JPMorgan Chase has settled this Monday through a provisional agreement a class action lawsuit that accused him of knowingly benefiting from the economic movements derived from the sex trafficking plot of his former client Jeffrey Epstein, who committed suicide in August 2019 in a cell of a federal prison in New York while awaiting trial. The financier had been arrested a month earlier for sex trafficking and child abuse.
If approved, the deal will ease some of the pressure on JPMorgan, which is accused of ignoring repeated warnings about the crimes of serial pedophile Epstein, whom the bank had as a client between 1998 and 2013, when his court troubles surfaced. In addition to the US bank, another woman represented by the same team of lawyers sued Deutsche Bank at the same time. The German bank, which became Epstein’s main financial institution after JPMorgan cut ties with him, agreed to settle his lawsuit in May for $75 million.
“We all now understand that Epstein’s behavior was monstrous, and we believe this settlement is in the best interest of all parties, especially the survivors, who suffered unimaginable abuse at the hands of this man,” the bank, based in London, said. in New York, in a statement. “Any association with him was a mistake and we are sorry. We would never have continued to do business with him if we believed he was using our bank in some way to commit heinous crimes.”
The claim of the victim, a woman whose identity has not been revealed and whom, like the Deutsche Bank plaintiff, the indictment calls jane doe – the usual name given by the US courts to anonymous whistleblowers – was based on the fact that JPMorgan ignored the red flags surrounding Epstein, because it valued him as a wealthy and influential client who could provide him with even wealthier clients. According to The New York Times, JPMorgan employees had filed several “suspicious activity” reports about Epstein’s repeated large withdrawals of money, allegedly for the payment of compensation to victims and the movement of the same between his properties. Epstein would have moved hundreds of millions of dollars through at least 55 accounts, the Bloomberg agency points out. However, the bank kept him as a client until 2013 despite having been considered a “high-risk client” in 2006.

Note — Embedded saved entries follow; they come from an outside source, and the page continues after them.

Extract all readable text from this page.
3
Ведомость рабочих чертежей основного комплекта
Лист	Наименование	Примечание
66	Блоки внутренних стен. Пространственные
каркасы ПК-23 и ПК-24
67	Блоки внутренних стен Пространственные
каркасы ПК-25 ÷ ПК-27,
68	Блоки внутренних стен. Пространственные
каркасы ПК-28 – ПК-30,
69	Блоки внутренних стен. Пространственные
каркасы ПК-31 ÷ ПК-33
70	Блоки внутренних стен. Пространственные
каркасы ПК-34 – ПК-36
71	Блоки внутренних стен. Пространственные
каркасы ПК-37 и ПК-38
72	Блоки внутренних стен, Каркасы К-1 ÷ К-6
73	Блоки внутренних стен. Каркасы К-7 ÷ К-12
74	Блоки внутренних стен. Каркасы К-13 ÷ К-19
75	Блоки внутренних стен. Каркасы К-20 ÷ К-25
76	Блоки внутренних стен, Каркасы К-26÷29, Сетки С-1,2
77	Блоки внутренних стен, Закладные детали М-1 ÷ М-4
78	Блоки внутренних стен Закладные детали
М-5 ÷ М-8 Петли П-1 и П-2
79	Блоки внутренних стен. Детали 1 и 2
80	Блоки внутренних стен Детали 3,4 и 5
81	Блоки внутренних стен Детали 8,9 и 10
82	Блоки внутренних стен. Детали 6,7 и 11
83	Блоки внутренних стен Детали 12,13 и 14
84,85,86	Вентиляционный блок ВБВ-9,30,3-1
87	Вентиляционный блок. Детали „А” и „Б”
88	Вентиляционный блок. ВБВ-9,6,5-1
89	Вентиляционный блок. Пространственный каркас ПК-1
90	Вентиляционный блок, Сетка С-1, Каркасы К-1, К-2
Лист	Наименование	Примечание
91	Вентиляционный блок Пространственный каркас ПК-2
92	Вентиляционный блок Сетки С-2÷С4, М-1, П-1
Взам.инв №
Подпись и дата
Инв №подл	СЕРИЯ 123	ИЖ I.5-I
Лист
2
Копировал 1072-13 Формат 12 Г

The provisional agreement was reached two weeks after Jamie Dimon, CEO of JPMorgan, testified on the matter. In a day-long hearing in Manhattan federal court last November, Dimon said he had barely heard of Epstein before the financier’s arrest in July 2019.
The tentative settlement does not end JPMorgan’s legal headaches over its ties to Epstein. He is still facing a lawsuit from the US Virgin Islands, where the financier had a mansion where he brought several of his victims. The bank is also suing former private banking chief Jes Staley, whom the bank holds liable for damages he must be forced to pay because of his ties to Epstein. Staley has denied any wrongdoing.
“Taken together or individually, the historic reparations from the banks that provided financial services to Jeffrey Epstein speak for themselves,” said David Boies, one of the prosecution’s attorneys. “It has taken a long time – too long – but today is a great day for the survivors of Jeffrey Epstein, and a great day for justice.” Boies said JPMorgan asked that the amount of the deal not be disclosed, and “pending further discussions we will honor that request.”
Regarding the Virgin Islands lawsuit, its authorities maintain that the bank must pay damages for allowing Epstein to establish a base of operations for his sex trafficking scheme on his private island, off St. Thomas. The bank has responded in its lawsuits that the authorities of the Virgin Islands did not seem to care about Epstein’s presence for almost two decades in their territory.
“We are pleased to learn of the settlement that will provide the victims of Jeffrey Epstein with compensation for the role played by JPMorgan Chase in facilitating the crimes committed against them,” a spokesman for the Virgin Islands Attorney General said Monday. The territory will press ahead with its case against the bank to prevent it from “aiding and profiting from human trafficking in the future,” he said.